Ottimista: Eppure anche la nostalgia è una forma di algoritmo: ripete schemi noti, produce conforto. L’imperfezione, se diventa moda, è solo un filtro vintage. L’AI ci mette davanti a una sfida più alta: riscoprire che la bellezza non sta nel mezzo – analogico o digitale – ma nel gesto di attenzione che dedichiamo. La magia non è nel modo in cui qualcosa è creato, ma nel modo in cui la viviamo.
Pessimista: Parli come un ingegnere che vuole romanticizzare la rete. Ma non capisci che se non c’è più mistero, non c’è più amore. L’AI ci illude di poter imitare l’emozione, e così la rende superflua. Ti commuovi, ma con la consapevolezza che potrebbe essere un’illusione. E’ come abbracciare un ologramma.
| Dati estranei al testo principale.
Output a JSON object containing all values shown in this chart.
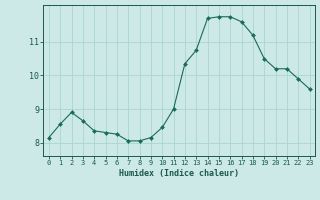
{
  "x": [
    0,
    1,
    2,
    3,
    4,
    5,
    6,
    7,
    8,
    9,
    10,
    11,
    12,
    13,
    14,
    15,
    16,
    17,
    18,
    19,
    20,
    21,
    22,
    23
  ],
  "y": [
    8.15,
    8.55,
    8.9,
    8.65,
    8.35,
    8.3,
    8.25,
    8.05,
    8.05,
    8.15,
    8.45,
    9.0,
    10.35,
    10.75,
    11.7,
    11.75,
    11.75,
    11.6,
    11.2,
    10.5,
    10.2,
    10.2,
    9.9,
    9.6
  ],
  "bg_color": "#cce9e7",
  "line_color": "#1a6b5a",
  "marker_color": "#1a6b5a",
  "grid_color": "#aad4d0",
  "axis_label_color": "#1a5a4a",
  "tick_color": "#1a5a4a",
  "xlabel": "Humidex (Indice chaleur)",
  "ylim": [
    7.6,
    12.1
  ],
  "xlim": [
    -0.5,
    23.5
  ],
  "yticks": [
    8,
    9,
    10,
    11
  ],
  "xticks": [
    0,
    1,
    2,
    3,
    4,
    5,
    6,
    7,
    8,
    9,
    10,
    11,
    12,
    13,
    14,
    15,
    16,
    17,
    18,
    19,
    20,
    21,
    22,
    23
  ]
}
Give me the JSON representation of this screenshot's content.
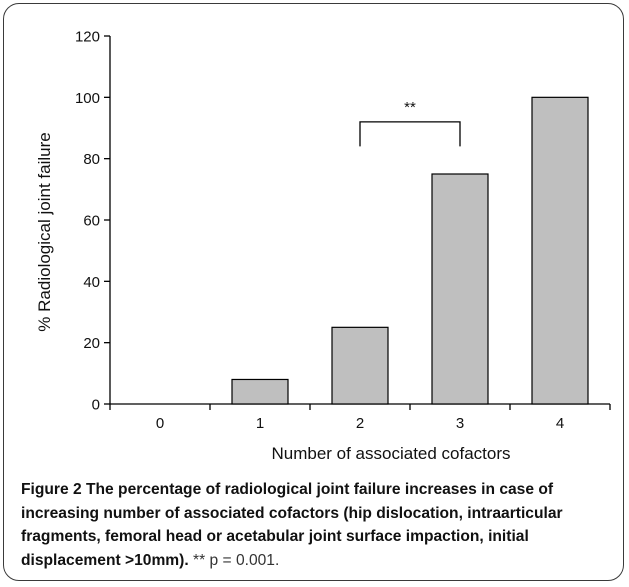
{
  "chart_data": {
    "type": "bar",
    "categories": [
      "0",
      "1",
      "2",
      "3",
      "4"
    ],
    "values": [
      0,
      8,
      25,
      75,
      100
    ],
    "xlabel": "Number of associated cofactors",
    "ylabel": "% Radiological joint failure",
    "ylim": [
      0,
      120
    ],
    "yticks": [
      "0",
      "20",
      "40",
      "60",
      "80",
      "100",
      "120"
    ],
    "grid": false,
    "legend": "none",
    "bar_color": "#bfbfbf",
    "bar_edge_color": "#000000",
    "annotation": {
      "text": "**",
      "from_category": "2",
      "to_category": "3",
      "level": 92,
      "drop_to": 84
    }
  },
  "caption": {
    "label": "Figure 2",
    "text": "The percentage of radiological joint failure increases in case of increasing number of associated cofactors (hip dislocation, intraarticular fragments, femoral head or acetabular joint surface impaction, initial displacement >10mm).",
    "note": "** p = 0.001."
  }
}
Ottimista: E se l’illusione fosse sempre stata parte del gioco? Quando leggi un romanzo, non ti illudi che i personaggi siano reali? Eppure piangi per loro. La differenza, semmai, è che ora la finzione ti guarda negli occhi. E’ più disturbante, certo. Ma anche più onesta: ci costringe a chiederci cosa sia autentico davvero.
Pessimista: Temo che, una volta superata quella soglia, non torneremo più indietro. Finiremo per vivere in un mondo di contenuti senza autore, emozioni senza origine, esperienze senza memoria. E diremo che è progresso. Ma sarà solo anestesia.
Ottimista: O forse sarà liberazione. L’umanità non scompare: cambia. Ogni rivoluzione tecnologica è iniziata con la paura di perdere qualcosa di sacro. Poi abbiamo scoperto che la sacralità era dentro di noi, non nei mezzi. Forse l’intelligenza artificiale non distruggerà la magia, ma ci costringerà a smettere di delegarla agli dei.
Pessimista: Bella frase. Forse l’hai scritta tu, forse te l’ha suggerita una macchina. Ed è questo, vedi, il punto: non lo so più.
Ottimista: E non sapere, a volte, è la forma più pura di meraviglia.